High street banks may shut all free cash machines in the future. Abbey National this week announced the imminent closure of 100 cash machines and couldn't rule out further closures.

Abbey National's move comes after PC Advisor's report into the rise of convenience cash machines.

"I think the scene in the future will be that [bank-owned] ATMs will become unprofitable and… will be outsourced," said Dominic Kirsche, head of Retail Banking Research. RBR has worked for nearly all the major high street banks and credit card firms.

In other words many cash machines will become convenience units, run by private firms for profit.

Abbey National's closures will be of out-of-town machines but some are saying the erstwhile building society has taken a wrong turn.

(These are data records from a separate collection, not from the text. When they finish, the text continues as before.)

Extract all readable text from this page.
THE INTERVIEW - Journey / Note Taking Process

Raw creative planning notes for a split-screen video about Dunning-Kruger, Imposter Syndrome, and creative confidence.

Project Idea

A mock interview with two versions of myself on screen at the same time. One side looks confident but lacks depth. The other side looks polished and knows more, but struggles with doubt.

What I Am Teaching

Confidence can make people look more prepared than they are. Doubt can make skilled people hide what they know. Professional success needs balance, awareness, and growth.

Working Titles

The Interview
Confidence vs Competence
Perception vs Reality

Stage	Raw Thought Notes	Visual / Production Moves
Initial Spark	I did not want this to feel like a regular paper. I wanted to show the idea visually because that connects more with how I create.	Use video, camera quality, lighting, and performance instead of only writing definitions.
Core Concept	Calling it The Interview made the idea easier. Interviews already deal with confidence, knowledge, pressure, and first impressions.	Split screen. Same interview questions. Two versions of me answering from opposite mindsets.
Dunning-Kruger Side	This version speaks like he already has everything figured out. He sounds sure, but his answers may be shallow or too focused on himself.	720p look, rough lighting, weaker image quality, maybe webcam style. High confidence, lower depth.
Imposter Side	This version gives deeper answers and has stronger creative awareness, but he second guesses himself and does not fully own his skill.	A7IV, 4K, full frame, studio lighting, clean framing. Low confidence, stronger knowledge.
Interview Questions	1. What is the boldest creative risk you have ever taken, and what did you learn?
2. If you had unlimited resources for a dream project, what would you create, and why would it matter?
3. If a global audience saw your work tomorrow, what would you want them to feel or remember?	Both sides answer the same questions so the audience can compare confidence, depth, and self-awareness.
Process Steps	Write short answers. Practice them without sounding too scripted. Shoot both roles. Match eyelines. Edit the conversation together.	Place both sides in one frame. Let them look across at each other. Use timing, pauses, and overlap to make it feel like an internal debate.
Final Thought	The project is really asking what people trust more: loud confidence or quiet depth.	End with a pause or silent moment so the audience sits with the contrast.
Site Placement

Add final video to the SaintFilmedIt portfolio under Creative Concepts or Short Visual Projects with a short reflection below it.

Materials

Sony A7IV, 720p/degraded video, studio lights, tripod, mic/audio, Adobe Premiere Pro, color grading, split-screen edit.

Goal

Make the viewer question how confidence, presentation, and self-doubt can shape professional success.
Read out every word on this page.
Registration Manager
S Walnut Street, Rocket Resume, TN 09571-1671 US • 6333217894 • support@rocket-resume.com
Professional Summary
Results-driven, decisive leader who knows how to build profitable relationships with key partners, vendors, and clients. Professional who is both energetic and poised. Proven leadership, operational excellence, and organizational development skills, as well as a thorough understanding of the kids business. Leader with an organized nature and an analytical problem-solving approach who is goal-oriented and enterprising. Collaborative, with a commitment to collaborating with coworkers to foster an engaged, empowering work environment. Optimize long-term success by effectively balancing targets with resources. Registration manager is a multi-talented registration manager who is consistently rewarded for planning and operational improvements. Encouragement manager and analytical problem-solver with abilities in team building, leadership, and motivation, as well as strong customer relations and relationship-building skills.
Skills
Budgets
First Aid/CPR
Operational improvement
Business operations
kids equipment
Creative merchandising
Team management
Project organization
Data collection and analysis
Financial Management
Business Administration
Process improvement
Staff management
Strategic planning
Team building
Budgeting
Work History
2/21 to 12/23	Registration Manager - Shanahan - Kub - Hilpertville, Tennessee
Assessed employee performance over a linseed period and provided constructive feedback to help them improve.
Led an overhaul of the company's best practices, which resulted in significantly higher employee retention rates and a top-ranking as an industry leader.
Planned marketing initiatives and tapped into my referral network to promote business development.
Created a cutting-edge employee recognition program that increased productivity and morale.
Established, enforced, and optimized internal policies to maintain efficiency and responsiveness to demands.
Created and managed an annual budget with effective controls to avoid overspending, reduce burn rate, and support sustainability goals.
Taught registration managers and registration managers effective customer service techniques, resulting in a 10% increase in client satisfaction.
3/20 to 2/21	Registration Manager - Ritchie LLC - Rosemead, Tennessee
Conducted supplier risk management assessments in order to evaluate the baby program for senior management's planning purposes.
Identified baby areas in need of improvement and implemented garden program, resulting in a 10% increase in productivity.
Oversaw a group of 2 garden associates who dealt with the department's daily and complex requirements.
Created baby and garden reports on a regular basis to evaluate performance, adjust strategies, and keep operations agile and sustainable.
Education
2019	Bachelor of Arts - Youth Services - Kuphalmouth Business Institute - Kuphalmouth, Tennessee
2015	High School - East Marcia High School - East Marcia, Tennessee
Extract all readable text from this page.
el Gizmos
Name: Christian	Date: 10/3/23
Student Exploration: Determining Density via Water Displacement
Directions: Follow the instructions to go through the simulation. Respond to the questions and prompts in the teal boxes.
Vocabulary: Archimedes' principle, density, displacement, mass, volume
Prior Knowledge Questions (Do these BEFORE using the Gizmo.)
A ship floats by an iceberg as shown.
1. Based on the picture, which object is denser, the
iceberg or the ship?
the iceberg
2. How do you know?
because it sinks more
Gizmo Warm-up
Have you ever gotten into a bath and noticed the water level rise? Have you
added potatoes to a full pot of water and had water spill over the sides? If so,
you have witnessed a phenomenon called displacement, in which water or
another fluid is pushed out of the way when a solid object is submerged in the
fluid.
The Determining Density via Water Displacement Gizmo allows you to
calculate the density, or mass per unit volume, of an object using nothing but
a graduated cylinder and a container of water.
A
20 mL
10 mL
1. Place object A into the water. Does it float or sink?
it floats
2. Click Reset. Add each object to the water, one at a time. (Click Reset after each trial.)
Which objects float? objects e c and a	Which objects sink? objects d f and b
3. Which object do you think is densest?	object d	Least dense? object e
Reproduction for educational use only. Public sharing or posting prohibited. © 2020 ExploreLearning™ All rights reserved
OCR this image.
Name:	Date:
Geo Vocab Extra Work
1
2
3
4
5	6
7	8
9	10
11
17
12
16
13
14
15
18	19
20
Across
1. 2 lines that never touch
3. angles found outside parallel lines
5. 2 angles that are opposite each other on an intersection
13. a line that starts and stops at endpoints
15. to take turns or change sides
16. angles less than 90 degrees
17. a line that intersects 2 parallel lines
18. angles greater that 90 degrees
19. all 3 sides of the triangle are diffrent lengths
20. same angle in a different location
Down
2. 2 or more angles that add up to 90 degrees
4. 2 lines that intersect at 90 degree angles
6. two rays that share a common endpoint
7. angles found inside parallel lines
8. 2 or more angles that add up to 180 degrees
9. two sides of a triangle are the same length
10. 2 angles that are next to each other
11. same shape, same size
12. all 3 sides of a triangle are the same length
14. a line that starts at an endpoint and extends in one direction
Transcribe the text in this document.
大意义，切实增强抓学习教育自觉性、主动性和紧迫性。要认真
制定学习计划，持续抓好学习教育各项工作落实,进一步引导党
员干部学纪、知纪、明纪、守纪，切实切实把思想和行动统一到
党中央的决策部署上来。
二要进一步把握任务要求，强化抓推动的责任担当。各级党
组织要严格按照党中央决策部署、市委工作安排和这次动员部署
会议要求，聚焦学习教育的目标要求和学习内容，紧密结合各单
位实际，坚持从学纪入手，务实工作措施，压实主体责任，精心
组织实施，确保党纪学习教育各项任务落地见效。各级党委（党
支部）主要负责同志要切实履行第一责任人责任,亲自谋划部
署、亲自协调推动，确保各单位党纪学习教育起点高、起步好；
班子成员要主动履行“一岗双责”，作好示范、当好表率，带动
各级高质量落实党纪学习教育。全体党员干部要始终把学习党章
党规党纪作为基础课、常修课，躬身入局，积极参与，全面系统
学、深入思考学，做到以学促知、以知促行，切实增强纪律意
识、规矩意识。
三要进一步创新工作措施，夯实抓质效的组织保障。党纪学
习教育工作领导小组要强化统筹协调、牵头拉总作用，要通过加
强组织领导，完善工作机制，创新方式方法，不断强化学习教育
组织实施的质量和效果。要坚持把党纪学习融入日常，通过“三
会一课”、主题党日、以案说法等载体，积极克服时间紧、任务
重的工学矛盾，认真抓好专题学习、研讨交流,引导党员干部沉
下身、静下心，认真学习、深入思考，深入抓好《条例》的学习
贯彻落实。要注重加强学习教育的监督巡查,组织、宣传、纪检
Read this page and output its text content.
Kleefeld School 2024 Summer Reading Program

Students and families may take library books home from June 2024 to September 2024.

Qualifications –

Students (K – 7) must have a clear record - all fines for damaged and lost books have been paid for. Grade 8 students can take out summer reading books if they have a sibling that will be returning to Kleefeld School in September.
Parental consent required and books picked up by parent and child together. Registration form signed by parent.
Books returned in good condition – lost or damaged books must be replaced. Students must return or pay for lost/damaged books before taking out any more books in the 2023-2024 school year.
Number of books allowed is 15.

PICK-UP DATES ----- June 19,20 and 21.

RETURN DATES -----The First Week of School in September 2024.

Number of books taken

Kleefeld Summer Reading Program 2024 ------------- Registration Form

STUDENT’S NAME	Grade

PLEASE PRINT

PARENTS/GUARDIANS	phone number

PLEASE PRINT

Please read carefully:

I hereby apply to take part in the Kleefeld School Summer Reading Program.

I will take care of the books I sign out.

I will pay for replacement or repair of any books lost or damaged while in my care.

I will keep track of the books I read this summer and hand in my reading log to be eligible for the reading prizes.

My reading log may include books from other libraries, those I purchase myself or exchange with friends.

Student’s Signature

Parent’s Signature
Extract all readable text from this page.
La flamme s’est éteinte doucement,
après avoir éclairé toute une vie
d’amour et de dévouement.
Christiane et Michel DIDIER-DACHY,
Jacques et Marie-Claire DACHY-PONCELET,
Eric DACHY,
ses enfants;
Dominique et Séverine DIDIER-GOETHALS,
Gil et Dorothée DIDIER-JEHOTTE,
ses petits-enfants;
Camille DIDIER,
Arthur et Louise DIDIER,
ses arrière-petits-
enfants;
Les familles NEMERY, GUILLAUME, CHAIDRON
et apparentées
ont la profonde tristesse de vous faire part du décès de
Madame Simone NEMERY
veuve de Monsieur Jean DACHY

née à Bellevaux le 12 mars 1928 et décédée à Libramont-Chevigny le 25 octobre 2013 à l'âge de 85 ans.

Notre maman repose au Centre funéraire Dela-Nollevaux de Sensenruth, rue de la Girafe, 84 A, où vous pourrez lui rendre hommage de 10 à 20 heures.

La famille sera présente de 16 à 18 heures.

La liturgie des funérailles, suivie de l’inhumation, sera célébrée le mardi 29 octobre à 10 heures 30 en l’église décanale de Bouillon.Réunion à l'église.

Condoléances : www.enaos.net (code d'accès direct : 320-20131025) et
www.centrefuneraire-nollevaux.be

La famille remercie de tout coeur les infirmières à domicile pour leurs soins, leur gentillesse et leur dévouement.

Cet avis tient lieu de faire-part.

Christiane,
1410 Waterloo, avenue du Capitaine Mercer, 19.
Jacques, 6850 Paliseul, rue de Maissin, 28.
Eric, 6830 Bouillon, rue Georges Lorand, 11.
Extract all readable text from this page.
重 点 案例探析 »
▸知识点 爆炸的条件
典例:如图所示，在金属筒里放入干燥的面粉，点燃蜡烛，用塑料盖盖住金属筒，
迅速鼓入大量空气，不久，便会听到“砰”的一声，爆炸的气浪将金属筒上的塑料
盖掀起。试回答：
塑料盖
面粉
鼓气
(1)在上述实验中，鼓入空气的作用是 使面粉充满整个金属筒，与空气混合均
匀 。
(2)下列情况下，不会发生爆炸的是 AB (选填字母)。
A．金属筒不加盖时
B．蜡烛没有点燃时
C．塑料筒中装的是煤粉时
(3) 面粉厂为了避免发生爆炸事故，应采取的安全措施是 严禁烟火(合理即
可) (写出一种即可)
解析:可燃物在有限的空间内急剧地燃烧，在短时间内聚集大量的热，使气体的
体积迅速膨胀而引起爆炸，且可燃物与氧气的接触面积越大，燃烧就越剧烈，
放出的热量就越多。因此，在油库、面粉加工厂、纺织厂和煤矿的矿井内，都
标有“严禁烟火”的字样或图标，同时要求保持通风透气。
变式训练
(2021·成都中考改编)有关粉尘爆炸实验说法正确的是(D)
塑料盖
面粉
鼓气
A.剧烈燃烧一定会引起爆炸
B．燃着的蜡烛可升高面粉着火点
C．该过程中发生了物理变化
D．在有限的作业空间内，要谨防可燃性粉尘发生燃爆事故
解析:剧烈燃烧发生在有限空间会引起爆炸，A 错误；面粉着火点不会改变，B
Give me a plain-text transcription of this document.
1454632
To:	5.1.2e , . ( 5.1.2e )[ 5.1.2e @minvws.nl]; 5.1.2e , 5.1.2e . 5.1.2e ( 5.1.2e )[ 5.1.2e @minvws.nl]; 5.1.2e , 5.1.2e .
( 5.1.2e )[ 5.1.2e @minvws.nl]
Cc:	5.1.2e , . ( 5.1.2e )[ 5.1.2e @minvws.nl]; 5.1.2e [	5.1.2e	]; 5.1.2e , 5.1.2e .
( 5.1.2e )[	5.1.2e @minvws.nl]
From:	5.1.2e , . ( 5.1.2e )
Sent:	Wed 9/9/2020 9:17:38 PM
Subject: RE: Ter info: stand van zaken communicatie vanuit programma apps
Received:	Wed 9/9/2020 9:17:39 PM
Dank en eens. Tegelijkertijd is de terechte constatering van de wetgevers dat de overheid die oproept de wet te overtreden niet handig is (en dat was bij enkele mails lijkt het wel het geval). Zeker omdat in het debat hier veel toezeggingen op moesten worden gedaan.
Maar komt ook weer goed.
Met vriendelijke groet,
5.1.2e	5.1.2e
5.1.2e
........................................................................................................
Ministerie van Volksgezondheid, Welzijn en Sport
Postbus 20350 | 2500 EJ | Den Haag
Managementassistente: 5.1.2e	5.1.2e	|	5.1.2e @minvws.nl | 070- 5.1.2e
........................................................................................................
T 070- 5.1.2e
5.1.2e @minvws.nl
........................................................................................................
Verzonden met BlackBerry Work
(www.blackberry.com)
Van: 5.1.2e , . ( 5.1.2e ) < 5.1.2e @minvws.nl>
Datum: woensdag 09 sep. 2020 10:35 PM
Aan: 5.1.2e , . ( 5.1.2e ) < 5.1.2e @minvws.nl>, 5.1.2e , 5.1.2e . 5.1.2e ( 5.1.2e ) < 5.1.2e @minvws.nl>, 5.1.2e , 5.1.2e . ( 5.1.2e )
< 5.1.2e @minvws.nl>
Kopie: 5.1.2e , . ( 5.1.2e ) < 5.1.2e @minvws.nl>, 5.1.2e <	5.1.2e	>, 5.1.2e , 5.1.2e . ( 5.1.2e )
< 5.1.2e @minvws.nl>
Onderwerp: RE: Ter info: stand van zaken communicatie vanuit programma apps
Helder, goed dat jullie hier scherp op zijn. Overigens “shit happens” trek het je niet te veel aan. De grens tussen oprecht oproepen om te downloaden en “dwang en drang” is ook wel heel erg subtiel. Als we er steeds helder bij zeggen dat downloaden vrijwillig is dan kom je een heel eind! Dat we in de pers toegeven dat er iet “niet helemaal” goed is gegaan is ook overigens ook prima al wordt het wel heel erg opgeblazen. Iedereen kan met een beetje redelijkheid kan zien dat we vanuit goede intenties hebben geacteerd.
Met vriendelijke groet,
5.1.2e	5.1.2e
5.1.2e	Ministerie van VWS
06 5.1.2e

The Consumers Association agreed that the closure of ATMs and bank branches in rural locations could hit people without access to internet banking hard. Old people in particular would be affected.

"It's clearly a disadvantage for them. Banks have the responsibility to think in creative ways so that these people can be served," said the Consumers Association.

Banks have for years been trying to move customers, who are generally unprofitable for them, to cheaper methods of 'service delivery', aka getting hold of your money.

This comes under the industry moniker CRM, or customer relationship management and involves online banking as well as call centres, TV banking and the like. Abbey National has tried all these as well as cutting back heavily on branch staffing.

By trying to 'migrate' customers online, closing cash points and unprofitable branches, banks are making consumers pay for the access methods that are cheapest to run.

"[But] can you criticise the bank?" said Kirsche. "Banks have to balance profitability versus customer service. The number of locations where this is an issue is quite small."

Although Abbey National said it wouldn't close an ATM unless there was a competitor's nearby, experts predict that in the future free-to-use cash machines won't exist at all.

Nationwide, one of Abbey National's rivals, was gleeful about the imminent closures.

"I don't see the need to do what they're doing. If Abbey is going to go down this route it'll be a bad thing for everyone," said Nationwide yesterday. "Any consumer who goes to a closed-down Abbey ATM is welcome to come to ours free of charge."

"There's been 'cherry picking' in the banking industry going on for some time," agreed the Consumers Association. "The industry needs to ensure there are safeguards in place to prevent this."